CCL: Can Dock6.7 predict binding site?

[Scott Brozell <srb,+,osc.edu>]

 Sent to CCL by: Scott Brozell [srb^osc.edu]
 Hi,
 Short answers to your questions are
 1.  you identified the binding region(s); this could have been a single
 specific site or the whole receptor; see this tutorial for the recipe:
 http://dock.compbio.ucsf.edu/DOCK_6/tutorials/sphere_generation/generating_spheres.htm
 2.  Dock can be used to predict binding sites, but that is not its main
 intended purpose nor a particular strength.
 3.  Dock's main focus is receptor-ligand complexes.  Novel uses have been
 made in the past.
 For some more detail about binding site selection,
 see the response on the Dock mailing list:
 http://mailman.docking.org/pipermail/dock-fans/2016-February/003150.html
 For an overview of Dock, see
 http://dock.compbio.ucsf.edu/Overview_of_DOCK/index.htm
 scott
 On Thu, Feb 25, 2016 at 02:31:12AM -0500, Syeda Sumayya Tariq
 sumayyatariq7**gmail. com wrote:
 >
 > I have recently started working with Dock6.7 and have a little query.
 > The issue is I have used Dock6.7 to dock a receptor protein with a small
 > molecule I retrieved from a database.

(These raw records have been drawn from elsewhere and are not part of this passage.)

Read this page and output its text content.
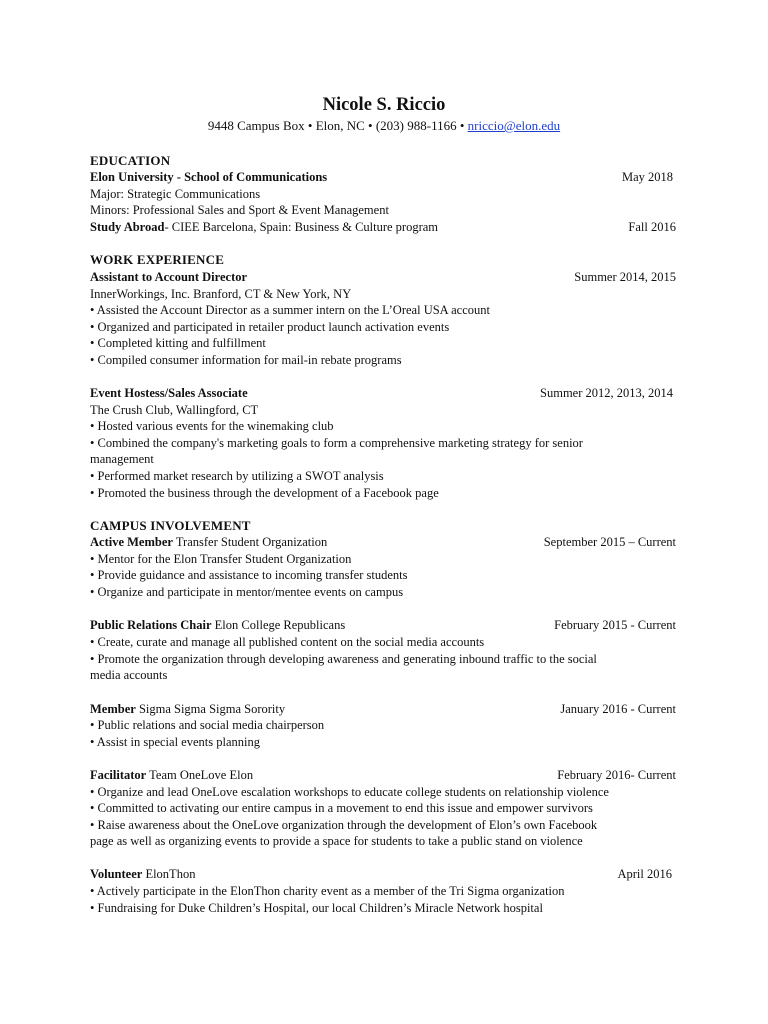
Nicole S. Riccio
9448 Campus Box • Elon, NC • (203) 988-1166 • nriccio@elon.edu
EDUCATION
Elon University - School of Communications	May 2018
Major: Strategic Communications
Minors: Professional Sales and Sport & Event Management
Study Abroad- CIEE Barcelona, Spain: Business & Culture program	Fall 2016
WORK EXPERIENCE
Assistant to Account Director	Summer 2014, 2015
InnerWorkings, Inc. Branford, CT & New York, NY
• Assisted the Account Director as a summer intern on the L’Oreal USA account
• Organized and participated in retailer product launch activation events
• Completed kitting and fulfillment
• Compiled consumer information for mail-in rebate programs
Event Hostess/Sales Associate	Summer 2012, 2013, 2014
The Crush Club, Wallingford, CT
• Hosted various events for the winemaking club
• Combined the company's marketing goals to form a comprehensive marketing strategy for senior
management
• Performed market research by utilizing a SWOT analysis
• Promoted the business through the development of a Facebook page
CAMPUS INVOLVEMENT
Active Member Transfer Student Organization	September 2015 – Current
• Mentor for the Elon Transfer Student Organization
• Provide guidance and assistance to incoming transfer students
• Organize and participate in mentor/mentee events on campus
Public Relations Chair Elon College Republicans	February 2015 - Current
• Create, curate and manage all published content on the social media accounts
• Promote the organization through developing awareness and generating inbound traffic to the social
media accounts
Member Sigma Sigma Sigma Sorority	January 2016 - Current
• Public relations and social media chairperson
• Assist in special events planning
Facilitator Team OneLove Elon	February 2016- Current
• Organize and lead OneLove escalation workshops to educate college students on relationship violence
• Committed to activating our entire campus in a movement to end this issue and empower survivors
• Raise awareness about the OneLove organization through the development of Elon’s own Facebook
page as well as organizing events to provide a space for students to take a public stand on violence
Volunteer ElonThon	April 2016
• Actively participate in the ElonThon charity event as a member of the Tri Sigma organization
• Fundraising for Duke Children’s Hospital, our local Children’s Miracle Network hospital
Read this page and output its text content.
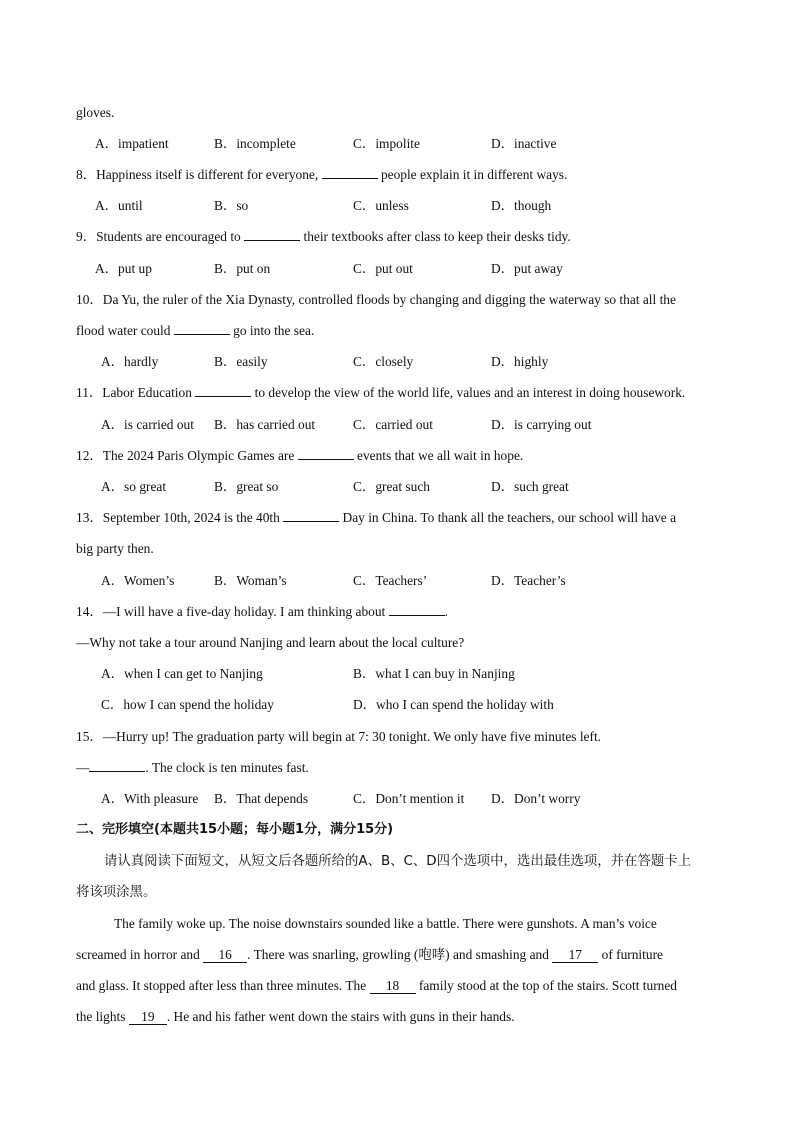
gloves.
A．impatient	B．incomplete	C．impolite	D．inactive
8．Happiness itself is different for everyone,	people explain it in different ways.
A．until	B．so	C．unless	D．though
9．Students are encouraged to	their textbooks after class to keep their desks tidy.
A．put up	B．put on	C．put out	D．put away
10．Da Yu, the ruler of the Xia Dynasty, controlled floods by changing and digging the waterway so that all the
flood water could	go into the sea.
A．hardly	B．easily	C．closely	D．highly
11．Labor Education	to develop the view of the world life, values and an interest in doing housework.
A．is carried out B．has carried out	C．carried out	D．is carrying out
12．The 2024 Paris Olympic Games are	events that we all wait in hope.
A．so great	B．great so	C．great such	D．such great
13．September 10th, 2024 is the 40th	Day in China. To thank all the teachers, our school will have a
big party then.
A．Women’s	B．Woman’s	C．Teachers’	D．Teacher’s
14．—I will have a five-day holiday. I am thinking about	.
—Why not take a tour around Nanjing and learn about the local culture?
A．when I can get to Nanjing	B．what I can buy in Nanjing
C．how I can spend the holiday	D．who I can spend the holiday with
15．—Hurry up! The graduation party will begin at 7: 30 tonight. We only have five minutes left.
—	. The clock is ten minutes fast.
A．With pleasure B．That depends	C．Don’t mention it D．Don’t worry
二、完形填空(本题共15小题；每小题1分，满分15分)
请认真阅读下面短文，从短文后各题所给的A、B、C、D四个选项中，选出最佳选项，并在答题卡上
将该项涂黑。
The family woke up. The noise downstairs sounded like a battle. There were gunshots. A man’s voice
screamed in horror and 16 . There was snarling, growling (咆哮) and smashing and 17 of furniture
and glass. It stopped after less than three minutes. The 18 family stood at the top of the stairs. Scott turned
the lights 19 . He and his father went down the stairs with guns in their hands.
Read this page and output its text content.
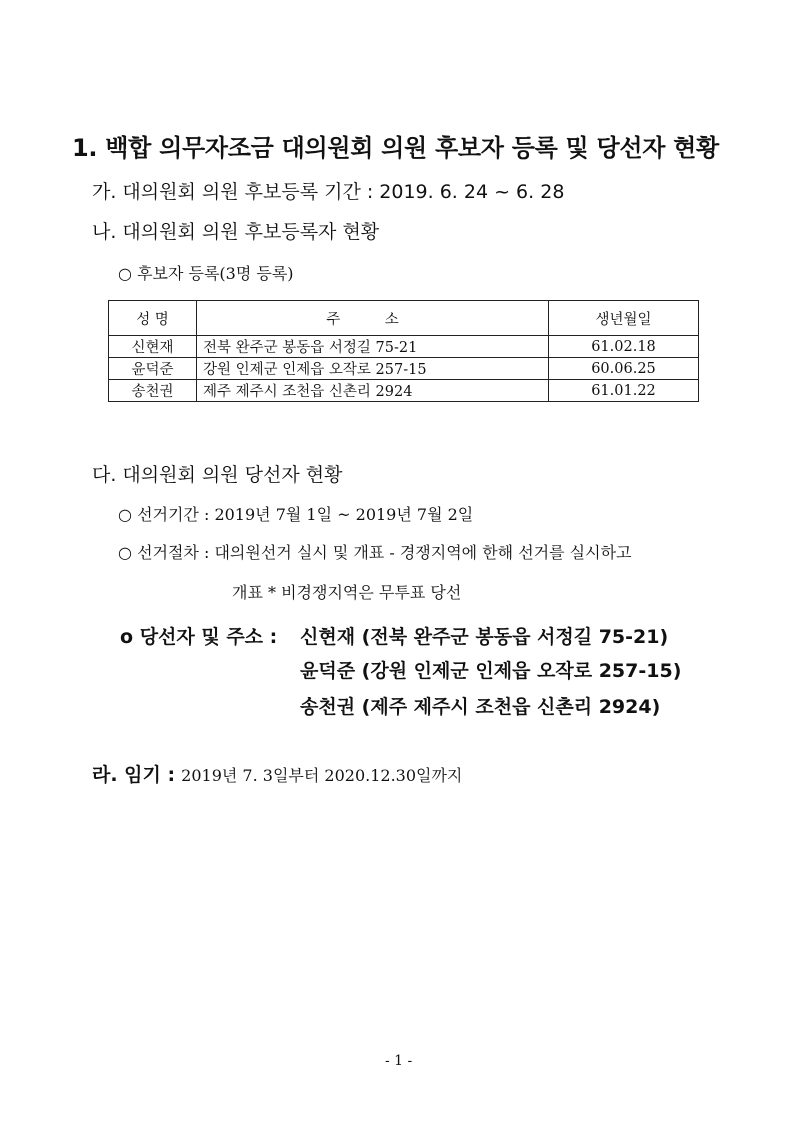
1. 백합 의무자조금 대의원회 의원 후보자 등록 및 당선자 현황
가. 대의원회 의원 후보등록 기간 : 2019. 6. 24 ~ 6. 28
나. 대의원회 의원 후보등록자 현황
○ 후보자 등록(3명 등록)
성 명	주 소	생년월일
신현재	전북 완주군 봉동읍 서정길 75-21	61.02.18
윤덕준	강원 인제군 인제읍 오작로 257-15	60.06.25
송천권	제주 제주시 조천읍 신촌리 2924	61.01.22
다. 대의원회 의원 당선자 현황
○ 선거기간 : 2019년 7월 1일 ~ 2019년 7월 2일
○ 선거절차 : 대의원선거 실시 및 개표 - 경쟁지역에 한해 선거를 실시하고
개표 * 비경쟁지역은 무투표 당선
o 당선자 및 주소 : 신현재 (전북 완주군 봉동읍 서정길 75-21)
윤덕준 (강원 인제군 인제읍 오작로 257-15)
송천권 (제주 제주시 조천읍 신촌리 2924)
라. 임기 : 2019년 7. 3일부터 2020.12.30일까지
- 1 -
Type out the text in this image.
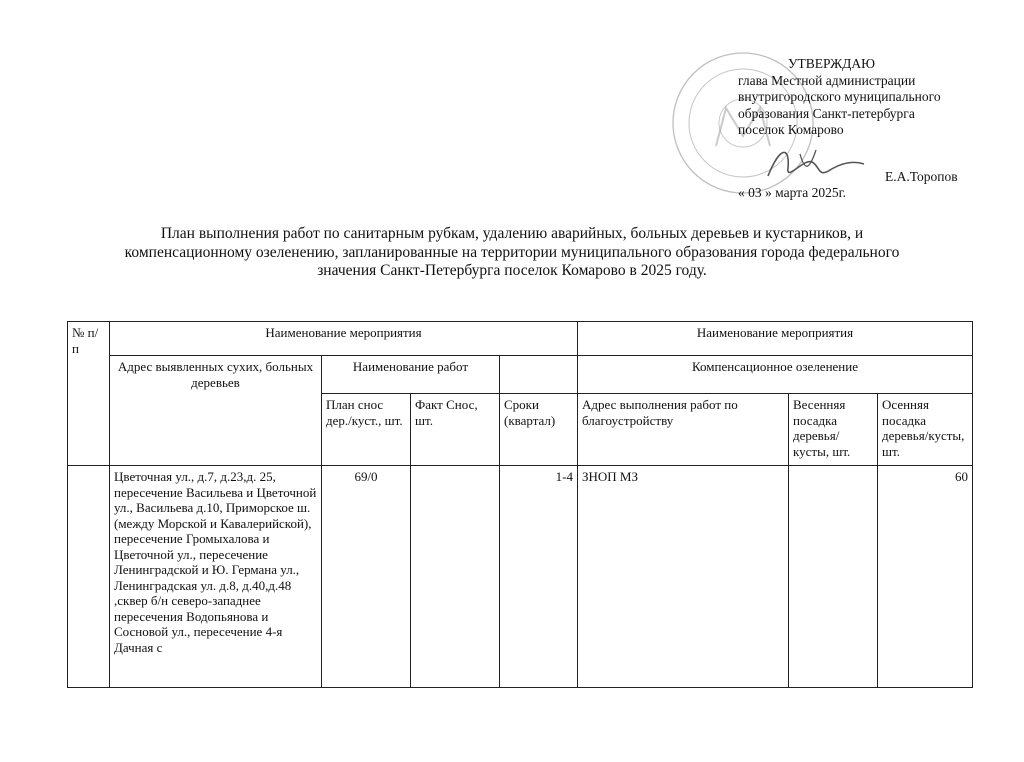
УТВЕРЖДАЮ
глава Местной администрации
внутригородского муниципального
образования Санкт-петербурга
поселок Комарово
Е.А.Торопов
« 03 » марта 2025г.
План выполнения работ по санитарным рубкам, удалению аварийных, больных деревьев и кустарников, и
компенсационному озеленению, запланированные на территории муниципального образования города федерального
значения Санкт-Петербурга поселок Комарово в 2025 году.
№ п/п	Наименование мероприятия				Наименование мероприятия		
	Адрес выявленных сухих, больных деревьев	Наименование работ			Компенсационное озеленение		
		План снос дер./куст., шт.	Факт Снос, шт.	Сроки (квартал)	Адрес выполнения работ по благоустройству	Весенняя посадка деревья/кусты, шт.	Осенняя посадка деревья/кусты, шт.
	Цветочная ул., д.7, д.23,д. 25, пересечение Васильева и Цветочной ул., Васильева д.10, Приморское ш. (между Морской и Кавалерийской), пересечение Громыхалова и Цветочной ул., пересечение Ленинградской и Ю. Германа ул., Ленинградская ул. д.8, д.40,д.48 ,сквер б/н северо-западнее пересечения Водопьянова и Сосновой ул., пересечение 4-я Дачная с	69/0		1-4	ЗНОП МЗ		60
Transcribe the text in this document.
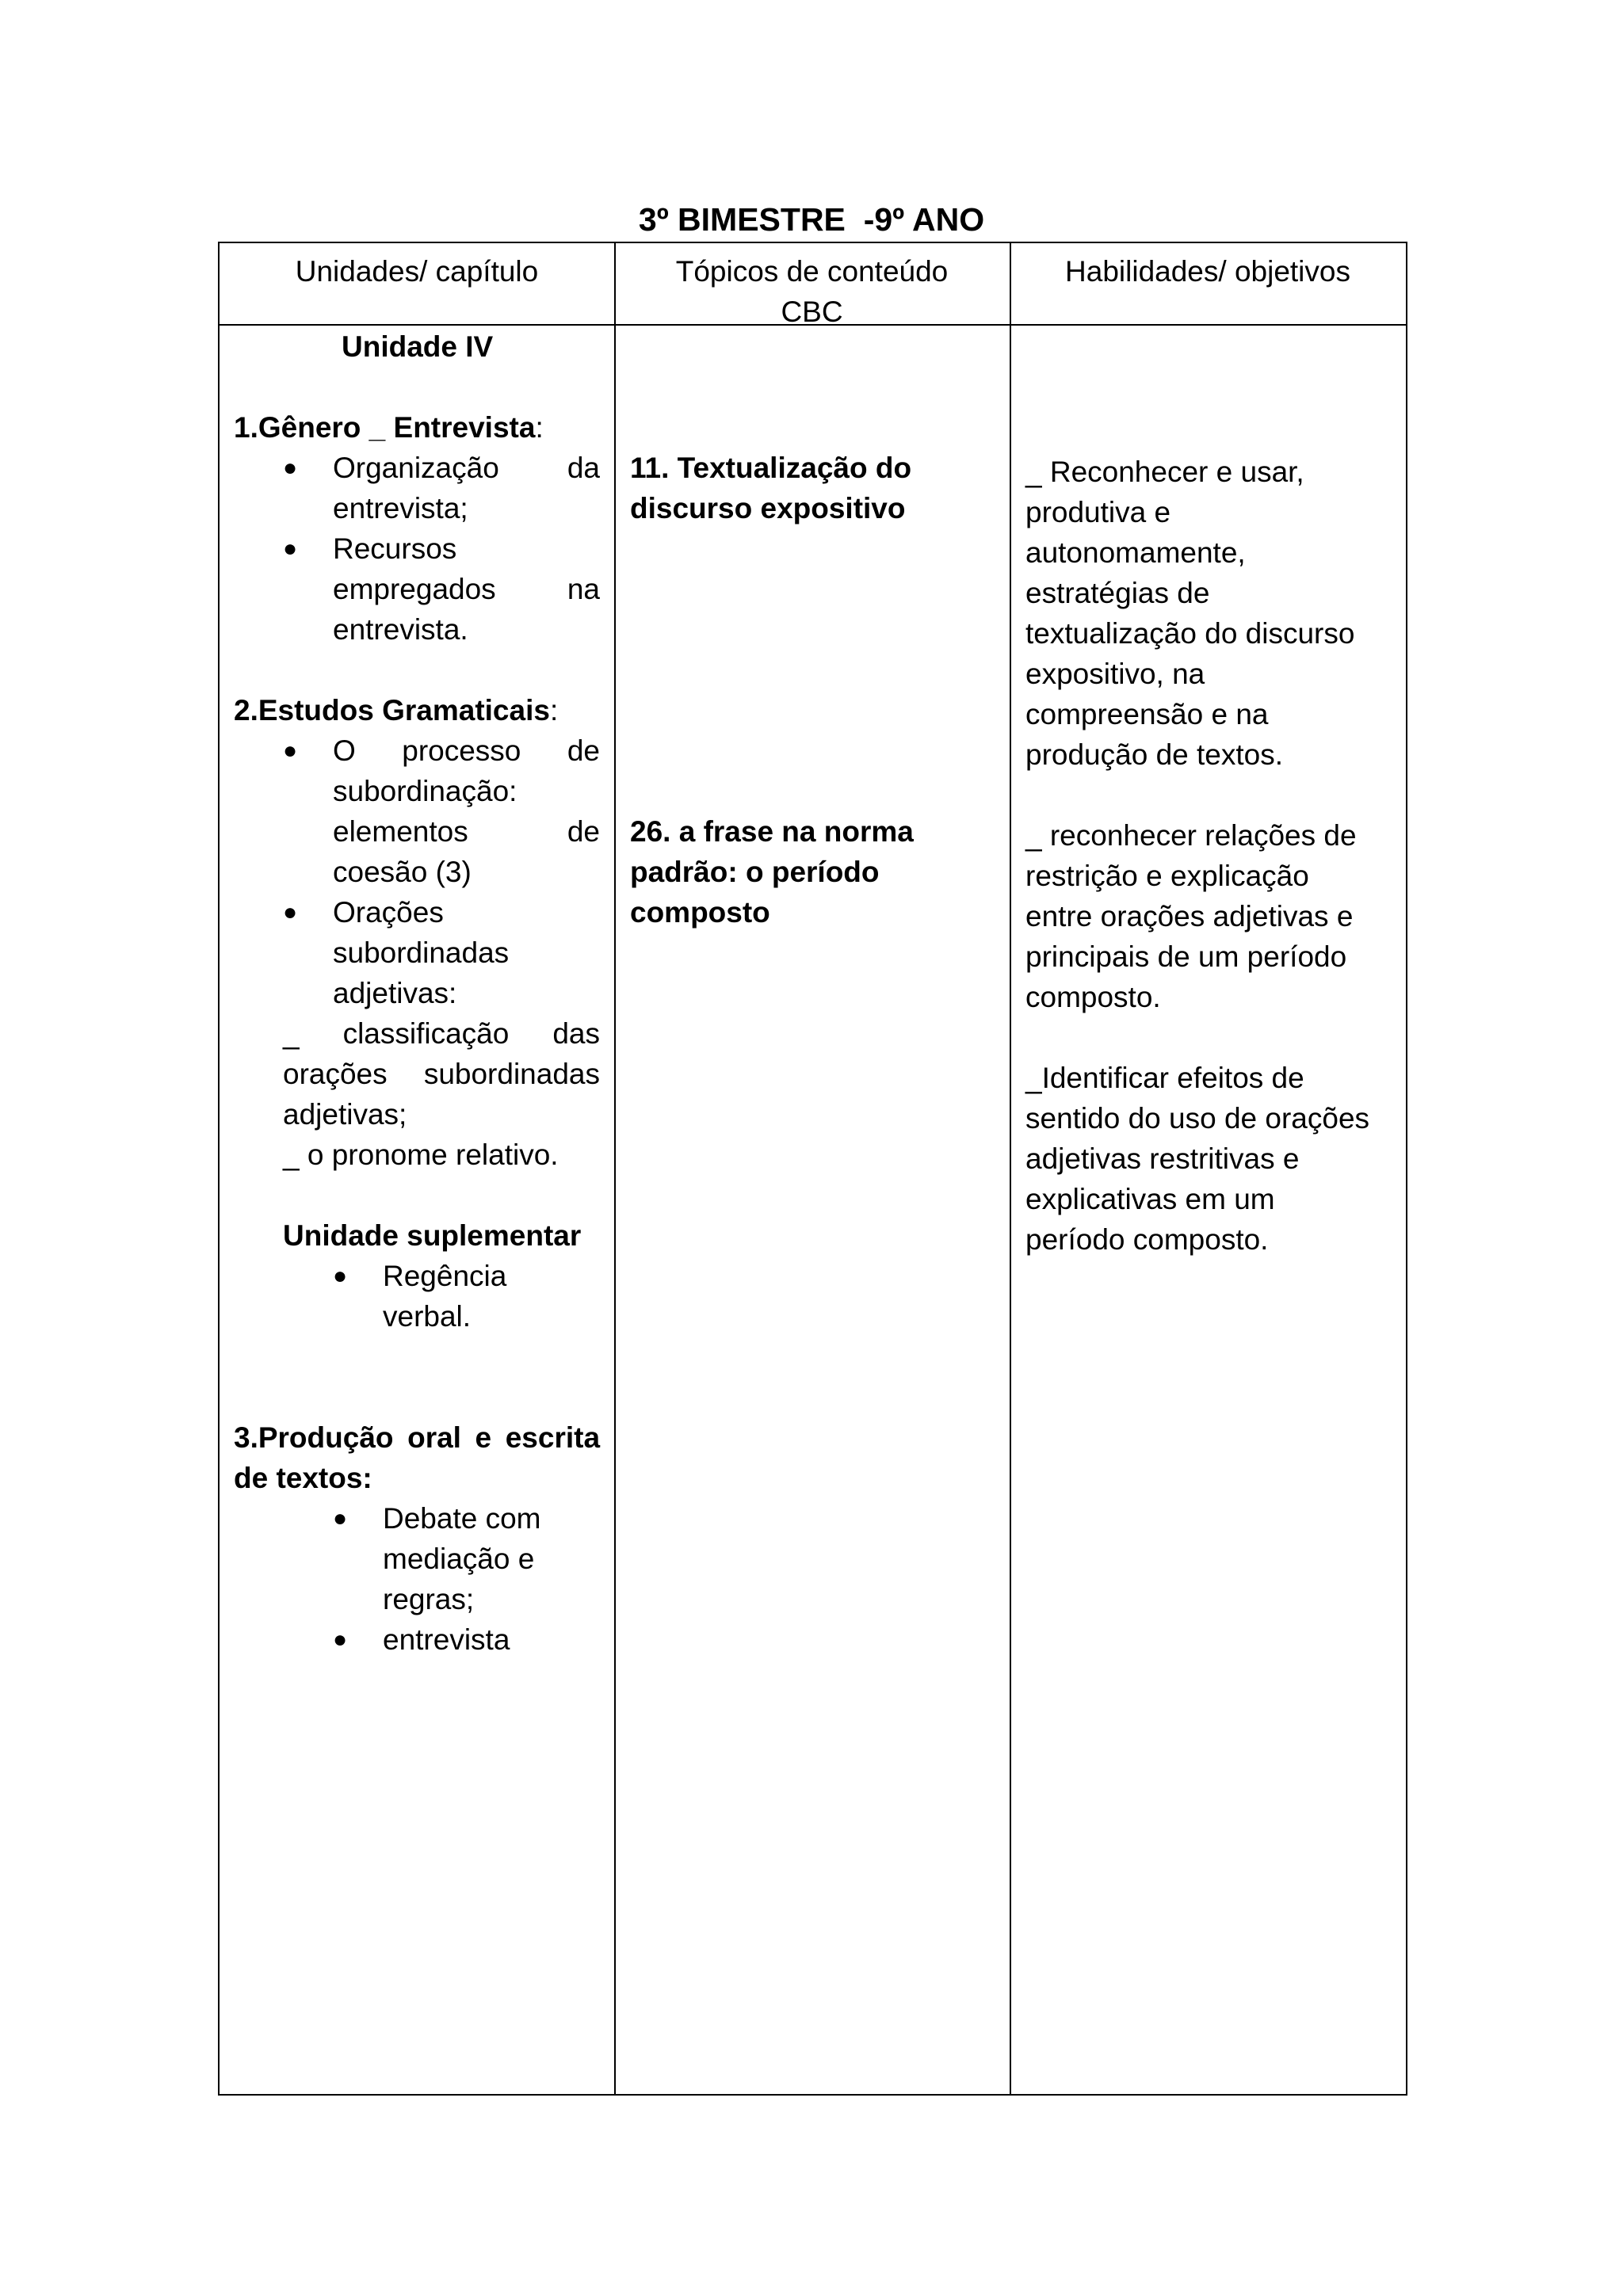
3º BIMESTRE  -9º ANO
Unidades/ capítulo	Tópicos de conteúdo

CBC

Habilidades/ objetivos

Unidade IV

1.Gênero _ Entrevista:

● Organização da

entrevista;

● Recursos

empregados na

entrevista.

2.Estudos Gramaticais:

● O processo de

subordinação:

elementos	de

coesão (3)

● Orações

subordinadas

adjetivas:

_ classificação das

orações subordinadas

adjetivas;

_ o pronome relativo.

Unidade suplementar

● Regência

verbal.

3.Produção oral e escrita

de textos:

● Debate com

mediação e

regras;

● entrevista

11. Textualização do

discurso expositivo

26. a frase na norma

padrão: o período

composto

_ Reconhecer e usar,

produtiva e

autonomamente,

estratégias de

textualização do discurso

expositivo, na

compreensão e na

produção de textos.

_ reconhecer relações de

restrição e explicação

entre orações adjetivas e

principais de um período

composto.

_Identificar efeitos de

sentido do uso de orações

adjetivas restritivas e

explicativas em um

período composto.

The receptor site where docking
 > occurred shows some of the residues SAME as were predicted CPORT which is
 > responsible for predicting active residues.
 > My question is how did Dock identify the binding site? Is it by chance or
 > is Dock able to predict binding site also? Is it true that Dock can only
 > work with a receptor-ligand complex?